Self-modifying code

[David Keppel]

In article <1087 at ficc.UUCP> peter at ficc.UUCP (Peter da Silva) writes:
>[ Why are two caches (I, D) better than one (I+D)?

For a given real-estate, a non-snoopy I-cache will hold more data
bits and be faster than a snoopy I-cache.

+ For a given real-estate, the I-cache hit rate will be better.  This
  makes the average instruction fetch time lower.  This may be a win
  if instruction fetch rate is at all a bottleneck.

+ For a given cache size, the real-estate can be smaller.  This means:
 + The cache may be cheaper.
 + The cache may be small-enough to put closer to the instruction
   register, making it effectively faster.

+ The logic is simpler and more regular.
  + Faster design times.
  + Fewer bugs.
  + Easier to incorporate into VLSI designs (==faster).
  + Less logic to drive => faster, less power.

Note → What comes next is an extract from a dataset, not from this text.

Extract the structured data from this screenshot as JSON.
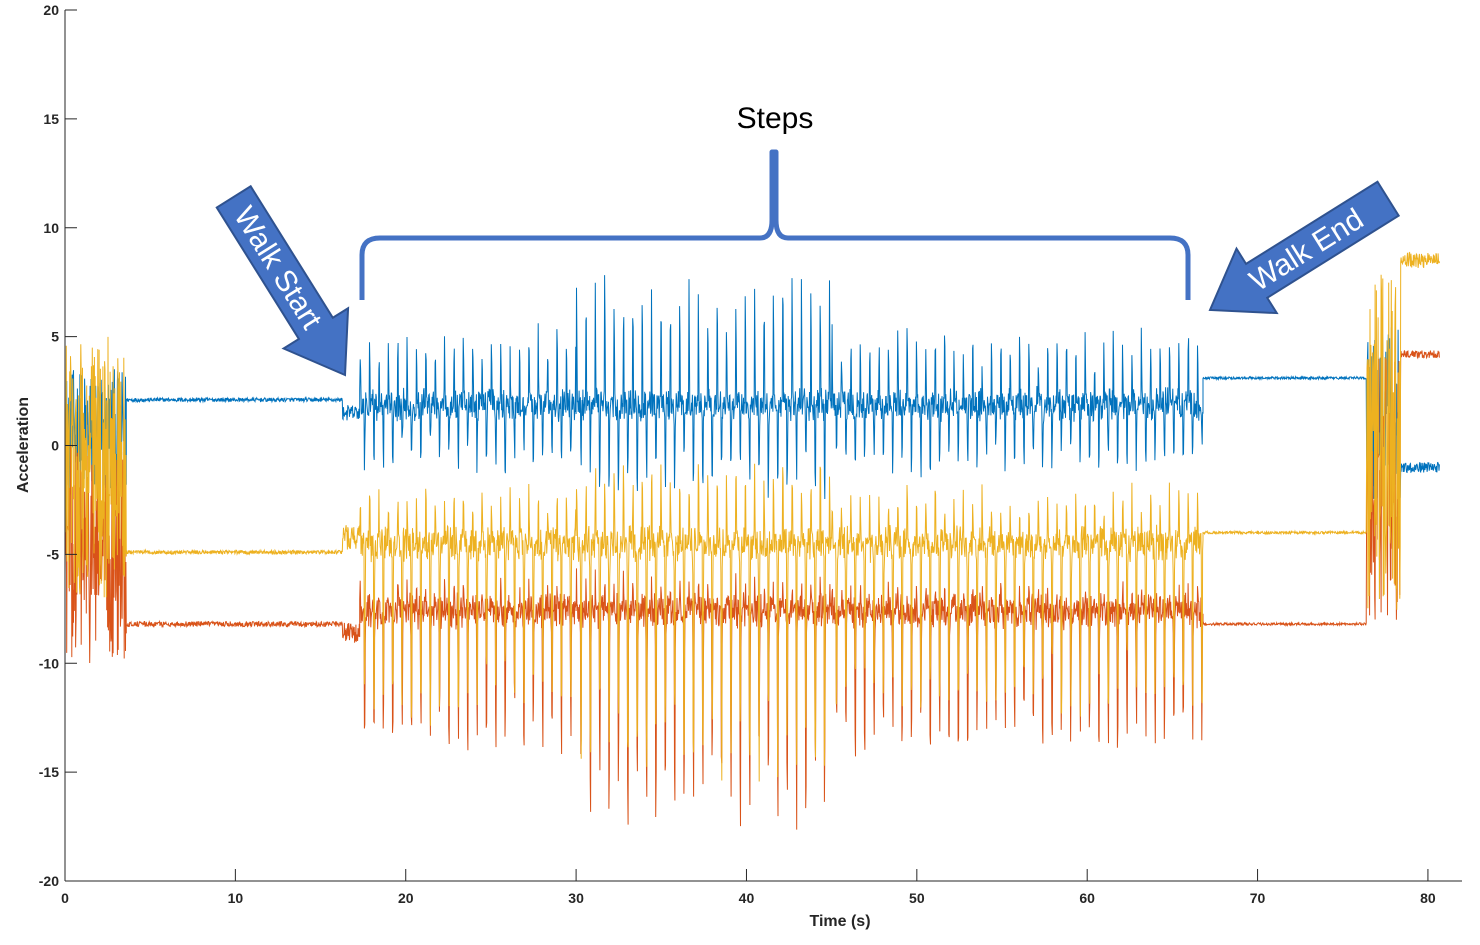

+ The cache doesn't need to be connected to as many things.
  + More freedom to place the cache => faster, cheaper.
  + Less external logic to drive => smaller, faster, cheaper.

+ Aliasing and data distribution are less of (none) a problem.
  This lets you build (with much less pain)
  + Heirarchical cache organizations (faster).
  + Virtually-addressed caches (faster).

I-caches are particularly useful on machines that make heavy use
of memory.  This includes:
+ Many high-performance processors.
+ Shared-memory multiprocessors.

The primary problem (that I'm aware of) with non-snoopy I-caches
is that you must manually flush the I-cache every time that an
instruction is changed.  (Strictly speaking, every time you change an
I-space address that has been touched since the last cold start).

Does that answer your question ?-)

	;-D on  ( Faster )  Pardo